Did Dinosaurs Become Extinct 65.5 Million Years Ago?

Geology published a study according to which a dinosaur bone from 64.8 million years ago has been discovered by scientists. The femur bone belonged to Alamosaurus sanjuanensis, a 20 meter long herbivore.

Were these one of the last dinosaurs to roam the earth?
Were these one of the last dinosaurs to roam the earth?

The age of the bone was established utilizing uranium-lead dating that was “based on the decay of two different U-isotopes, 238U and 235U” according to Dr. Heaman from Alberta University in Canada.

Heaman went on: “What is new about our approach to dating dinosaur bone is that we use relatively new technology.”

“This new technology is called laser ablation inductively coupled plasma mass spectrometry. We prepare a thin slice of the bone and then aim a 160-micron-diameter laser beam at selected parts. The laser pulses liberate tiny particles from the bone. These particles are transported to a plasma where they are dissociated and ionized. The ionized particles are accelerated into a mass spectrometer and the isotopic composition of lead is determined.”

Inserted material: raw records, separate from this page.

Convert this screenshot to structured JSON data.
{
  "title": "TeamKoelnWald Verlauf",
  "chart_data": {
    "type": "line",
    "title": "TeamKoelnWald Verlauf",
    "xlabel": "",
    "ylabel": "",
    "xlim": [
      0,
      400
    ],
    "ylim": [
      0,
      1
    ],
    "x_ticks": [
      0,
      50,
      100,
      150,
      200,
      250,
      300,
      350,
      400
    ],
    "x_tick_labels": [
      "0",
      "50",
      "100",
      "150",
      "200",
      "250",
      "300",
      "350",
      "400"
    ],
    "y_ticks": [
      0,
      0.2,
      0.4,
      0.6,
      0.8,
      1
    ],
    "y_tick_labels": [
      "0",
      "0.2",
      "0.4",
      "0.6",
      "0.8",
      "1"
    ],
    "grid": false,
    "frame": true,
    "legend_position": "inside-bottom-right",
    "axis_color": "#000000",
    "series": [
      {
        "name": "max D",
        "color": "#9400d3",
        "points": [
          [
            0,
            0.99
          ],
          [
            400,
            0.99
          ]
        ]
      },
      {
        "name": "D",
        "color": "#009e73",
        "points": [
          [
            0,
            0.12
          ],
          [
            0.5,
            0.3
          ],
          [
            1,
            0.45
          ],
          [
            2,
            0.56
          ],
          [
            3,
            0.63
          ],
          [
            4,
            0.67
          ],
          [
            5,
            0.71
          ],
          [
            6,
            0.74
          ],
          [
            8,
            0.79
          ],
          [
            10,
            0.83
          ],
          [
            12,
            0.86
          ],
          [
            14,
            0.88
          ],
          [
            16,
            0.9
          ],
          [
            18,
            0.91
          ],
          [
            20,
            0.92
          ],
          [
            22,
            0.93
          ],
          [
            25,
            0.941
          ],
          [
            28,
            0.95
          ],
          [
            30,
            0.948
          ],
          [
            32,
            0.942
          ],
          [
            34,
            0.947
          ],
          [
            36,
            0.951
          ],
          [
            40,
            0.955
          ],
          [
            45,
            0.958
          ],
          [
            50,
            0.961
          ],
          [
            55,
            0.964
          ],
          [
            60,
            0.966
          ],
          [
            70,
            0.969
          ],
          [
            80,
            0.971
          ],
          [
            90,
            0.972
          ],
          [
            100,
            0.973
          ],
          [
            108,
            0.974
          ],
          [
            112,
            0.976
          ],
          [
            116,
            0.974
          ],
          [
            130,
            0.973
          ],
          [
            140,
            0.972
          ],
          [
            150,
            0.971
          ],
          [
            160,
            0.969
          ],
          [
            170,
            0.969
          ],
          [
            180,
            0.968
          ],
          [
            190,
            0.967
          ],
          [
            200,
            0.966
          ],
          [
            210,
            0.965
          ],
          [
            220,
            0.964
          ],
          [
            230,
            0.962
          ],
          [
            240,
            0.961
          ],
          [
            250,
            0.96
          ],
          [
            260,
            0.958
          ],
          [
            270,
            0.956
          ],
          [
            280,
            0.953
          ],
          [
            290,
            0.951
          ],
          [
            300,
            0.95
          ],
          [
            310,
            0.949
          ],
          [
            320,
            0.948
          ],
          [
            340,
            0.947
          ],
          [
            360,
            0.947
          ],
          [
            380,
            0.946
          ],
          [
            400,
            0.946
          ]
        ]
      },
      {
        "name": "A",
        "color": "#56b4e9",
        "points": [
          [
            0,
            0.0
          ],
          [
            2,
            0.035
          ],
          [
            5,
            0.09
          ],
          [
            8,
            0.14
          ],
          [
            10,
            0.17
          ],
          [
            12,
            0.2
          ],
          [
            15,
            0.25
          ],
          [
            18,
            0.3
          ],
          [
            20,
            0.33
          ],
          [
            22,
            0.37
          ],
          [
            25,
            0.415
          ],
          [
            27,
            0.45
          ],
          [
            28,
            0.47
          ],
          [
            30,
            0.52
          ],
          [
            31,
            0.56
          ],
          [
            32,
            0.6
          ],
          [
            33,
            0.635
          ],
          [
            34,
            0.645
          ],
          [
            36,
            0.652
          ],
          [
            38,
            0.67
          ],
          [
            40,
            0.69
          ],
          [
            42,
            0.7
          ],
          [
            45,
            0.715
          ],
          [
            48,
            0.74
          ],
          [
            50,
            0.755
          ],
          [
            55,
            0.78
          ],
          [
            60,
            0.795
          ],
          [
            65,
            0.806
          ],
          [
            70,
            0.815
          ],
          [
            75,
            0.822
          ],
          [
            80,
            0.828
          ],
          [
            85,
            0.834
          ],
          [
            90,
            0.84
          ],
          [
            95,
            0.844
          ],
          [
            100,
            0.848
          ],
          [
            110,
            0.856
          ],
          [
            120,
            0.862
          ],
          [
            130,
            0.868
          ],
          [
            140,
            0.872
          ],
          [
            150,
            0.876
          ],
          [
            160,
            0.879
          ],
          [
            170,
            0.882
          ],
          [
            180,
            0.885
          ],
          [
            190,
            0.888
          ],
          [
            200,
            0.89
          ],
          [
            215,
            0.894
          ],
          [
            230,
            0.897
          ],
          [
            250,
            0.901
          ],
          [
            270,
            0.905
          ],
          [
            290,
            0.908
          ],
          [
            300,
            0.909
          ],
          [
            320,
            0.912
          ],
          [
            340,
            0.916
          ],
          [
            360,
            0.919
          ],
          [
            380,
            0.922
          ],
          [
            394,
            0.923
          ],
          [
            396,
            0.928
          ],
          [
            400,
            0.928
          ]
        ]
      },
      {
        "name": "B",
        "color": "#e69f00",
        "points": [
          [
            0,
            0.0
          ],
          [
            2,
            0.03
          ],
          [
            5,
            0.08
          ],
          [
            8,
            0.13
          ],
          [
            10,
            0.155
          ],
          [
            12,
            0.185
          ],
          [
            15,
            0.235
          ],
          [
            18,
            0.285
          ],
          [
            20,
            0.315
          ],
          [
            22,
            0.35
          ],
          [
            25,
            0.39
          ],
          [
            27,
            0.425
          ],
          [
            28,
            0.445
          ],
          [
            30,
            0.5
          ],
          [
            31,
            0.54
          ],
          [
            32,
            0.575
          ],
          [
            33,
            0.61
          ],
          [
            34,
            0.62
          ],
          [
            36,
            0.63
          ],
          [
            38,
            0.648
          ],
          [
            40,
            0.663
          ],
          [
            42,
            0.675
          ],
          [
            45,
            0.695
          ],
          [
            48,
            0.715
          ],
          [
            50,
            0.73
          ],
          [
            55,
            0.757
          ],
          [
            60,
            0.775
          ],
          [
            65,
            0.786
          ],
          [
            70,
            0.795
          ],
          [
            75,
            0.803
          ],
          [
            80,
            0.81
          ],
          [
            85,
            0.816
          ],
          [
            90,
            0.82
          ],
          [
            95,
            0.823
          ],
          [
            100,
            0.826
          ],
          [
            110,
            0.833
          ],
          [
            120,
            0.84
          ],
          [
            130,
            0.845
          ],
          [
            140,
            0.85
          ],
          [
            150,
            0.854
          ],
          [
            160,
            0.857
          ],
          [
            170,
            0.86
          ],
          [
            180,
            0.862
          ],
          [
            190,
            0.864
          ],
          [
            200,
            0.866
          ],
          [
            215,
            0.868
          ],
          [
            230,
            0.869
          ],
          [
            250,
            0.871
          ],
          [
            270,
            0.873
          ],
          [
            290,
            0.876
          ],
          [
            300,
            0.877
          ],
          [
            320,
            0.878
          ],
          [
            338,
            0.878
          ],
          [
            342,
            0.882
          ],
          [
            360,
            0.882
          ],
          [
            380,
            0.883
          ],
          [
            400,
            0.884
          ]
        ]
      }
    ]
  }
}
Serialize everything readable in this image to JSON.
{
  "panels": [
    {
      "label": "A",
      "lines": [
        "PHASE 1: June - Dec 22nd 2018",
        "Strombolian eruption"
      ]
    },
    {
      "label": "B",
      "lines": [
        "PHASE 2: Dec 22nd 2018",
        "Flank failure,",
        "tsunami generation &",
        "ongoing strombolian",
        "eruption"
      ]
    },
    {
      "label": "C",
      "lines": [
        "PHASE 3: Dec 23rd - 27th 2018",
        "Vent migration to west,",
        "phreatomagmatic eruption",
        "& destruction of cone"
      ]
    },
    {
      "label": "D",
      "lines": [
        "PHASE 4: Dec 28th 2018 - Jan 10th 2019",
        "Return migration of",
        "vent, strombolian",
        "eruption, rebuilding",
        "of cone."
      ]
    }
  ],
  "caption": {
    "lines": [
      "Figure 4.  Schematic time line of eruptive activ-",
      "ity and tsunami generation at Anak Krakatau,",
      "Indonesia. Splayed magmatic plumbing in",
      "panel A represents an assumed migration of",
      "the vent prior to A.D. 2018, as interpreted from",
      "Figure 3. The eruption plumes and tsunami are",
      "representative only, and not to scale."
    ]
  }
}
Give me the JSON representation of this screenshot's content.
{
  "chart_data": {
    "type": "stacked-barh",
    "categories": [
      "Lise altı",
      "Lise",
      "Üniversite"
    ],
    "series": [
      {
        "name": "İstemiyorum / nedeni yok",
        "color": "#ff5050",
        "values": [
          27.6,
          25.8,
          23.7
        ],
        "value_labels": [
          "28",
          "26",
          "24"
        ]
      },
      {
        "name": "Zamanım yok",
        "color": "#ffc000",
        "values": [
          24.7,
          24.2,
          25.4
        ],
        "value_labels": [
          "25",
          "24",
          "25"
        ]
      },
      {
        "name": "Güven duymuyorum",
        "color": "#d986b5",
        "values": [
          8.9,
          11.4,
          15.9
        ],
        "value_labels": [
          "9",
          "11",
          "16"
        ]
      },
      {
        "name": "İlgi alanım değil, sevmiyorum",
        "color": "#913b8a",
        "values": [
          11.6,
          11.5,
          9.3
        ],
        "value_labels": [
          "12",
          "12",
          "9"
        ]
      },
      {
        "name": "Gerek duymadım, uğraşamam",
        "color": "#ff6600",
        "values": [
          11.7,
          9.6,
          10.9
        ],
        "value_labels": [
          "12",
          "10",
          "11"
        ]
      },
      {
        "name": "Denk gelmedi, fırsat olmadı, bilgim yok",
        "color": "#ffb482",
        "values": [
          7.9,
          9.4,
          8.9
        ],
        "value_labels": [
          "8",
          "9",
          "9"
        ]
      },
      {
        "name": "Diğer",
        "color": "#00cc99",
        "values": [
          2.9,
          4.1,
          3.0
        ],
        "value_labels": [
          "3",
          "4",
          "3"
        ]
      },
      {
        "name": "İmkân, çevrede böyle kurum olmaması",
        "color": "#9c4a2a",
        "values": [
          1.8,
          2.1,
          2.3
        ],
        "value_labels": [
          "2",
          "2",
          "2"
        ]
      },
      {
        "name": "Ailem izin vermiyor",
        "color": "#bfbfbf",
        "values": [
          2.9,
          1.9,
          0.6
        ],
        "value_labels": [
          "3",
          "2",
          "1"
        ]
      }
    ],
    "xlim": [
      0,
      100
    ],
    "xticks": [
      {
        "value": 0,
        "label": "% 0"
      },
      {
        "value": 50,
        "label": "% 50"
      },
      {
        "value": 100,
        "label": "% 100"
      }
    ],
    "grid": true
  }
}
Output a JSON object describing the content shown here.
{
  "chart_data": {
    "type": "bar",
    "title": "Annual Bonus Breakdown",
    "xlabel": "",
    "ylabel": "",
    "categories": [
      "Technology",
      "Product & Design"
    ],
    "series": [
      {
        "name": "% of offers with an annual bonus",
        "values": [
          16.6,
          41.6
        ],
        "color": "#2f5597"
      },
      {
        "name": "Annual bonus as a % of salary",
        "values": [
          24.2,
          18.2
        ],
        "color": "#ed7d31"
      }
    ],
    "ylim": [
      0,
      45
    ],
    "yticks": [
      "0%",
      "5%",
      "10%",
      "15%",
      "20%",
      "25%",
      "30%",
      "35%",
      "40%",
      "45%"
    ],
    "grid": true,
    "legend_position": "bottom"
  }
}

Dr. Heaman also stated that “This technique allows the fossil to be dated directly, as apatite, which is a major component of bone mineral, can incorporate uranium. This makes the dating more accurate than other methods that determine the age of fossils from substances in the surrounding area.”
He went on: “The new technique we developed is more accurate than previous unsuccessful attempts at direct dating of bone because the geochemistry of bone can be complex and disturbed by interaction with fluids subsequent to fossilization.”
“Our technique allows us to identify pristine parts of bone that are not disturbed. These well-preserved domains are typically very small, so the ability to specifically access the material in these undisturbed domains has been key to the success of the technique.”
According to a press release emitted by Alberta University, the discovery of the sauropod fossil bone “confounds the long-established paradigm that the age of dinosaurs ended between 65.5 and 66 million years ago.”
Non-avian dinosaurs were formerly believed to have become extinct when the Cretaceous-Tertiary extinctions took place; that is about 700,000 years before the period to which the bone is supposed to belong.
Heaman explains: “The fossil-bearing layer that contains the young bone we dated is located above the K/T [Cretaceous-Tertiary] boundary, a boundary identified in many places worldwide that has an anomalous content of iridium, an element that is abundant in meteorites. This has led to the theory that a giant meteorite event occurred at this time and is the single reason why so many species went extinct.”
“There is some debate about the age of this boundary, but the most recent Geologic Time Scale places this boundary at 65.5 Ma [million years ago]. More recent studies have proposed the boundary is even older (66.0 Ma)” Heaman continued.
“At face value, if dinosaurs were all killed off by this event, then there should be no bones preserved in layers above the K/T boundary. Scientists have proposed that, in cases like the layer we studied, dinosaur bones located above the K/T boundary were not originally deposited there; they are older, and through erosion and re-deposition have been move to this site at a later time post-K/T event.

“The age that we obtained for the dinosaur bone is in fact younger than the K/T boundary, so this is the first direct evidence that some dinosaurs survived this event. It opens the question as to what actually caused the dinosaurs to go extinct and could destroy a 30-year-old paradigm that all dinosaurs were killed by a giant meteorite impact at 65.5 Ma.”